Montreal's Controversial REM de l'Est Got Roasted By The Regional Transit Agency

The ARTM says the light-rail network wouldn't meet the needs of most East End Montrealers.

Contributing Writer
Montreal's Controversial REM de l'Est Got Roasted By The Regional Transit Agency

The Autorité régionale de transport métropolitain (ARTM) has released their official opinion about the REM de l'Est. They say the light-rail network wouldn't attract enough users to be worth the initial cost of building it, let alone the costs to maintain it.

The first reason cited for their decision was that the new rail wouldn't adequately meet the needs of the communities of Montreal's East End. The REM de l'Est would link Montréal-Nord and Pointe-aux-Trembles to the centre of the city via two branches that would converge in Mercier–Hochelaga-Maisonneuve and then run roughly parallel to the STM's green line to boulevard Robert-Bourassa.

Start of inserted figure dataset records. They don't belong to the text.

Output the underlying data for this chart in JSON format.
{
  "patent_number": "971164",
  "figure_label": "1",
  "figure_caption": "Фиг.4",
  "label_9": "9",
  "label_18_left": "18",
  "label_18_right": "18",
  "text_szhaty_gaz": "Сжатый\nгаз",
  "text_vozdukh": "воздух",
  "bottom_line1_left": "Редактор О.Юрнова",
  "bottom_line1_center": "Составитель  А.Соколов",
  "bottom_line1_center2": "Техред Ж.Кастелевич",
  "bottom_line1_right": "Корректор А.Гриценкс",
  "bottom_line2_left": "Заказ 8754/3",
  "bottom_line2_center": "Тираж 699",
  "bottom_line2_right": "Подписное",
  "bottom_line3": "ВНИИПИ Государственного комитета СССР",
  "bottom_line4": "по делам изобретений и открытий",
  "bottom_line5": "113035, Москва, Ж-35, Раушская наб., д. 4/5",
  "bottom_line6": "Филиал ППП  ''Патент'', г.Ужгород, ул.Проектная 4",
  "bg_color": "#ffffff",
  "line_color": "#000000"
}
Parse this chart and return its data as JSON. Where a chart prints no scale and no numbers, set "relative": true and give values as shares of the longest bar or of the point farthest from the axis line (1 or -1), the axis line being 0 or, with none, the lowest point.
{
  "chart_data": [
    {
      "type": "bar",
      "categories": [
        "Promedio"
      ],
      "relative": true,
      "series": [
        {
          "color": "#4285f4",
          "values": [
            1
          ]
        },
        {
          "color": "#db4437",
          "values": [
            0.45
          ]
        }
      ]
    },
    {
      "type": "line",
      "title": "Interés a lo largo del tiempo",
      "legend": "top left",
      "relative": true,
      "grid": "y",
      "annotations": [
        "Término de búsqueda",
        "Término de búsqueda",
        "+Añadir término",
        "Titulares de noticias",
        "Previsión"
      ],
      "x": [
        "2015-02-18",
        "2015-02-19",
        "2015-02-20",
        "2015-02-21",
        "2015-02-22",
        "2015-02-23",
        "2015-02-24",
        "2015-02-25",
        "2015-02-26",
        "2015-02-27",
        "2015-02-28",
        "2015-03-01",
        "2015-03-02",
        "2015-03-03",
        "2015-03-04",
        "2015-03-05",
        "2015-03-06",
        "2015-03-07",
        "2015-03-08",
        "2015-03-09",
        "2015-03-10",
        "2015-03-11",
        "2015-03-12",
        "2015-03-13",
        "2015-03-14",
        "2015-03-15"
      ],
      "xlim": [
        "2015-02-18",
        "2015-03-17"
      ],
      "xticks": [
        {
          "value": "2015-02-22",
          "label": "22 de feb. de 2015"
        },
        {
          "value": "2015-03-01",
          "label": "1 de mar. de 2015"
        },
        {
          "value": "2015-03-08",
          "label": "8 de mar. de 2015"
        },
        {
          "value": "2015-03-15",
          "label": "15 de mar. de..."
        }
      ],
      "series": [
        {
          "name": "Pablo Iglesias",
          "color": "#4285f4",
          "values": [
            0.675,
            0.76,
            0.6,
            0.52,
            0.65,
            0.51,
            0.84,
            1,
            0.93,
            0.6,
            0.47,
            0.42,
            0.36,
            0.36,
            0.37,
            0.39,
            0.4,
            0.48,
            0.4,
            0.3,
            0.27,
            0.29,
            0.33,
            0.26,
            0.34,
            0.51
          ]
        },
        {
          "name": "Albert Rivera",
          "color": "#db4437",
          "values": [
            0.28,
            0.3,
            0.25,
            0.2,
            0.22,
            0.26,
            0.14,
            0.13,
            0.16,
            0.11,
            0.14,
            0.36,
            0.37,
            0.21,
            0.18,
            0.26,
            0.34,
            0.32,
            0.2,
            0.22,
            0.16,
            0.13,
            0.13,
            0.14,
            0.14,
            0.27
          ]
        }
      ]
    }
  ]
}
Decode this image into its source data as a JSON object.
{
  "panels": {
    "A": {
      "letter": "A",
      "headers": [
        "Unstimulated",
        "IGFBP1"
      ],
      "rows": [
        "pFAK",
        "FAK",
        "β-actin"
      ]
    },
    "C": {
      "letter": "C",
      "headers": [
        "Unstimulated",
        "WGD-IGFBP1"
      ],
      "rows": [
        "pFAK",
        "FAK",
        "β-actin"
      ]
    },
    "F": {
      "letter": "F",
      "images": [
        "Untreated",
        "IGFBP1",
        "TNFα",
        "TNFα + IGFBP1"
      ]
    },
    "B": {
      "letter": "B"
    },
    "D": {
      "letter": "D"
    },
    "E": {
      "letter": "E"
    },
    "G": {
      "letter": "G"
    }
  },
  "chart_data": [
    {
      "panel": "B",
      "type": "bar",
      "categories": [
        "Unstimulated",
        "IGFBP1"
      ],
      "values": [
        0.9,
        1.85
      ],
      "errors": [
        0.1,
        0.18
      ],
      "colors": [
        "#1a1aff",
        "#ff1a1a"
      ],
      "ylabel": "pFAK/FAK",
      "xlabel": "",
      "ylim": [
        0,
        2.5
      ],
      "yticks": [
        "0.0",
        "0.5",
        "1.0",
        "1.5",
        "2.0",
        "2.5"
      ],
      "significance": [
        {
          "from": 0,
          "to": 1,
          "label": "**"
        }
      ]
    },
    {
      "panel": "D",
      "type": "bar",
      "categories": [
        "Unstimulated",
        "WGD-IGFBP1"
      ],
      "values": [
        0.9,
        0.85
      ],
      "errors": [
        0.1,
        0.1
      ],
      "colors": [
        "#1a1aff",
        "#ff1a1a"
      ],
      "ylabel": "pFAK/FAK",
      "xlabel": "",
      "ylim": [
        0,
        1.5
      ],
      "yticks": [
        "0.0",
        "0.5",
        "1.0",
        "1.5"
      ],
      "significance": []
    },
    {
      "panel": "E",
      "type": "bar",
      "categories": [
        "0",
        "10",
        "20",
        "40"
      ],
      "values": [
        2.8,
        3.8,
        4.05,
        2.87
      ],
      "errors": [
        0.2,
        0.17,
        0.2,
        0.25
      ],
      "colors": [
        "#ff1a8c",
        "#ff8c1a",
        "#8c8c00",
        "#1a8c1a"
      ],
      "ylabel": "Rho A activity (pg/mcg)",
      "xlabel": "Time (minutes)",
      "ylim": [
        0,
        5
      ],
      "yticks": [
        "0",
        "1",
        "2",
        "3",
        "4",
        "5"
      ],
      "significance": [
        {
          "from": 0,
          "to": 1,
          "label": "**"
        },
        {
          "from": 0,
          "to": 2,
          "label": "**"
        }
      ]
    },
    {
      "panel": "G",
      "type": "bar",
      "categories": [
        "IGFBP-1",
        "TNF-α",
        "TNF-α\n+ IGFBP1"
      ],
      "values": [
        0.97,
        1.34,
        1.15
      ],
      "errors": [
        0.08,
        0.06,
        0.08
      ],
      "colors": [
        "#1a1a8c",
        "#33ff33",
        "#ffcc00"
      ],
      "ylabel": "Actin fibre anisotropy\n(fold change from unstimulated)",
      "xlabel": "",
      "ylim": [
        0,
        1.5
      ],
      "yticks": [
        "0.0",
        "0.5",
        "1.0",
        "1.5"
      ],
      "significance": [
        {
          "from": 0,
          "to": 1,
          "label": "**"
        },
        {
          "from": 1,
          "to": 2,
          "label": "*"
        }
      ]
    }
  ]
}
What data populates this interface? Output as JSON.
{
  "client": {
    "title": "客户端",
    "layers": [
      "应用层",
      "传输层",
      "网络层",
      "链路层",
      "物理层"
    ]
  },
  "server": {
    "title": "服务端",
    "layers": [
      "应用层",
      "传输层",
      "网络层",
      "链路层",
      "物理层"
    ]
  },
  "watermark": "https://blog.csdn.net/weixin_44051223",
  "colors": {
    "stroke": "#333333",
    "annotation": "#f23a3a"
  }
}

According to the ARTM, only 12% of trips made in the East End are commutes downtown. The funding for the new rail, the regional transit authority argues, could better serve the community by providing better transit options to places people are actually going.

The project also wouldn't encourage new use of public transit, making such a large investment in new transit infrastructures inadvisable, the ARTM says. They project that the REM de l'Est would simply pull public transit users from pre-existing modes of transportation, such as the metro's green line and the Mascouche commuter train. "In other words, the project poses a problematic competition issue with two major services of the existing network, which will still have residual capacity by 2031," the ARTM said in a press release on February 8.

With all this in mind, the ARTM believe that the REM de l'Est wouldn't be worth the upkeep costs — especially for the communities it would be meant to serve. "It could lead to an increase in municipal contributions by $98 million per year, including an additional financial burden for the communities served by the Mascouche train," the ARTM explained.

"It's important to improve public transit in this part of the metropolitan area, taking into account the needs of the residents of the East of the Island of Montreal and the North Shore," the ARTM concluded. And for the ARTM, the REM de l'Est just doesn't cut it.